[Math] Could a repeated eigenvalues of zero still have independent eigenvectors

linear algebramatrices

If a matrix $A$ has repeated eigenvalues, its eigenspace matrix would be dependent because there isn't enough eigenvector to tag along with the eigenvalue.

But if a matrix $A$ has repeated eigenvalues of $0$, that means the matrix $A$ is singular, then the dimension of the nullspace of matrix $A$ is the number of $0$ eigenvalues that matrix $A$ has.

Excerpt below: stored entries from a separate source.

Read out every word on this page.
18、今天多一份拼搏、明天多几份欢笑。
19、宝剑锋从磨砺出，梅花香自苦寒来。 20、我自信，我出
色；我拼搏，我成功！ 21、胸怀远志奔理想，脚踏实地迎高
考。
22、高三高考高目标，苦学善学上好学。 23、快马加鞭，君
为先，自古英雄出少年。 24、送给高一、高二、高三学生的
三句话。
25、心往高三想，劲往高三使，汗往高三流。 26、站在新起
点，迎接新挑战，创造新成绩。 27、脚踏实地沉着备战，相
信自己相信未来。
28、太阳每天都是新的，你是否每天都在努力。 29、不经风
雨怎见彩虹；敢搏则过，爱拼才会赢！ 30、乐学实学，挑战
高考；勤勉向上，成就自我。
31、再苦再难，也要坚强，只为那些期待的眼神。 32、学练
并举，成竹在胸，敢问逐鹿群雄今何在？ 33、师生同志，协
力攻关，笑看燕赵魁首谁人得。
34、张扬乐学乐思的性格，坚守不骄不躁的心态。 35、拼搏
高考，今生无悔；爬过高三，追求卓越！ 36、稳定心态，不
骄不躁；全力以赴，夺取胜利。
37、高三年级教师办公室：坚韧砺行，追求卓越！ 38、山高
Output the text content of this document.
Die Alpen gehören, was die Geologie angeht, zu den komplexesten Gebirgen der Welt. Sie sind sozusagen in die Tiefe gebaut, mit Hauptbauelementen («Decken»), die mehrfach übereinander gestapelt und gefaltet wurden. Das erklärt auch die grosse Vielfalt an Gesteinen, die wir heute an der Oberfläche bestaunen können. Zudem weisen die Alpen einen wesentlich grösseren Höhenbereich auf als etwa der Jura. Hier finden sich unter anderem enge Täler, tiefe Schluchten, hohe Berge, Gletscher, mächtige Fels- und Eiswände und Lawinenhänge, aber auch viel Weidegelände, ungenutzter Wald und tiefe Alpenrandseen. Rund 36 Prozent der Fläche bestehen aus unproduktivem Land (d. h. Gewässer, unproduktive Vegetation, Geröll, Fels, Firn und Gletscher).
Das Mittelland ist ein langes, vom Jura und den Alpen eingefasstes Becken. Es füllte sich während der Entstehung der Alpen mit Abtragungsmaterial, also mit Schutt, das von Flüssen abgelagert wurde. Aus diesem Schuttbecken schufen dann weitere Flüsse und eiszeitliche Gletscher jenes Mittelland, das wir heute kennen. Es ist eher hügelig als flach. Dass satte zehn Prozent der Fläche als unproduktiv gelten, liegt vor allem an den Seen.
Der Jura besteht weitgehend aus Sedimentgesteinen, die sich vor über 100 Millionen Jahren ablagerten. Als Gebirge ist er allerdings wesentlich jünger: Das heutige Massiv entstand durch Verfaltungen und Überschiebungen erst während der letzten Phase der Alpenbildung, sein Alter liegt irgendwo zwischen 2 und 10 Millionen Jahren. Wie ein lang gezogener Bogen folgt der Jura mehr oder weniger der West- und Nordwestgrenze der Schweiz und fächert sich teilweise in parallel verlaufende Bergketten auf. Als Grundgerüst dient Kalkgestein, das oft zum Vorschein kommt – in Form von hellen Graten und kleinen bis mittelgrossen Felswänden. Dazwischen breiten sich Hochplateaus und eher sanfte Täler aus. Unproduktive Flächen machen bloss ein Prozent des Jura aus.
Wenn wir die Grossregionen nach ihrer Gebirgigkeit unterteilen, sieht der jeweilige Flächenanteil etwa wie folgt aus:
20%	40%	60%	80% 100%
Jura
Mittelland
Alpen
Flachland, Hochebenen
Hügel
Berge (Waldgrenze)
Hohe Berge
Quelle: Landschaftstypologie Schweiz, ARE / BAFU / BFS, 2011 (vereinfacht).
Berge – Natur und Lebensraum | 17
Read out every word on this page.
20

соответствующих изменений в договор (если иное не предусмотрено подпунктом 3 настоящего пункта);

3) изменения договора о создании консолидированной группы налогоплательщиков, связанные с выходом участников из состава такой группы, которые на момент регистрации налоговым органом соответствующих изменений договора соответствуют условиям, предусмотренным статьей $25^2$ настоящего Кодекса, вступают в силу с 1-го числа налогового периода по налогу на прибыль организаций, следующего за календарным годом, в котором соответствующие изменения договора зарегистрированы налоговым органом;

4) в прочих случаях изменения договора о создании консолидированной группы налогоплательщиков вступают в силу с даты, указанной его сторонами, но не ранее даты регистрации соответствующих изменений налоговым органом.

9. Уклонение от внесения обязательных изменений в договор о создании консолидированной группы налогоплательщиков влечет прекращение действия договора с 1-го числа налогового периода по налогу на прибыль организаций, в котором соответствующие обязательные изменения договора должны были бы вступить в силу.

Although I read that the eigenvectors of the matrix A are dependent if there are repeated eigenvalues, I'm thinking why couldn't the eigenvectors be independent if the repeated eigenvalues were $0$?

Say in a matrix that has 2 eigenvalues of $0$, this implies that $dim(N(A))=2$, then wouldn't the eigenvector to each of this eigenvalue of $0$ be the 2 independent nullspace vectors? Then when putting all the eigenvectors together to form an eigenspace matrix, they will all be independent, wouldn't it?

What do I don't understand that lead me to this thought?
Thanks for any help.

Update:

With the example suggested by Didier Piau,
$$A=\begin{bmatrix}
0 & 1\\
0 & 0
\end{bmatrix}$$
The $rank(A)=1$, $N(A)=\begin{bmatrix}
1\\
0
\end{bmatrix}$, $eigenvals(A)=0, 0$ and true enough, the eigenvector can only be $\begin{bmatrix}
1\\
0
\end{bmatrix}$ and therefore the eigenspace is dependent. There isn't enough eigenvectors to tag to the other eigenvalue of zero.

But say with another example of matrix $B$,
$$B=\begin{bmatrix}
1 & 2 & 3\\
1 & 2 & 3\\
2 & 4 & 6
\end{bmatrix}$$
The $rank(B)=1$, the $N(A)=c_{1}\begin{bmatrix}
-2\\
1\\
0
\end{bmatrix}
+
c_{2}\begin{bmatrix}
-3\\
0\\
1
\end{bmatrix}, c_{1}, c_{2} \in \mathbb{R}$, $eigenvals(B)=9, 0,0$ then the eigenvectors are…
$$B\begin{bmatrix}
0.5\\
0.5\\
1
\end{bmatrix}=9\begin{bmatrix}
0.5\\
0.5\\
1
\end{bmatrix}$$
Then for the next two eigenvalues of $0$, which eigenvector do I choose to use as their eigenvector? Do I use one for each or only just one of the two or both of the two?
$$B\begin{bmatrix}
0.5\\
0.5\\
1
\end{bmatrix}=0\begin{bmatrix}
-2\\
1\\
0
\end{bmatrix}$$
and it could also be…
$$B\begin{bmatrix}
0.5\\
0.5\\
1
\end{bmatrix}=0\begin{bmatrix}
-3\\
0\\
1
\end{bmatrix}$$
Then for the eigenspace, should it be: $\begin{bmatrix}
0.5 & -2 & 3\\
0.5 & 1 & 0\\
1 & 0 & 1
\end{bmatrix}$ or $\begin{bmatrix}
0.5 & -2 & -2\\
0.5 & 1 & 1\\
1 & 0 & 0
\end{bmatrix}$ or $\begin{bmatrix}
0.5 & 3 & 3\\
0.5 & 0 & 0\\
1 & 1 & 1
\end{bmatrix}$?

Best Answer

One can test one's understanding of this question on the matrix A=[0,1|0,0], since this example already exhibits many of the relevant features of the problem. For eample, one cannot find two linearly independent vectors v and w such that Av=Aw=0 (try to solve for v the equation Av=0) although 0 is a double root of the characteritic polynomial det(XI-A)=X^2.

This is not specific to the eigenvalue 0. Recall that for any eigenvalue one distinguishes its algebraic multiplicity n (in this case, n=2) from its geometric multiplicity m (in this case, m=1). See here for more details and a worked out example.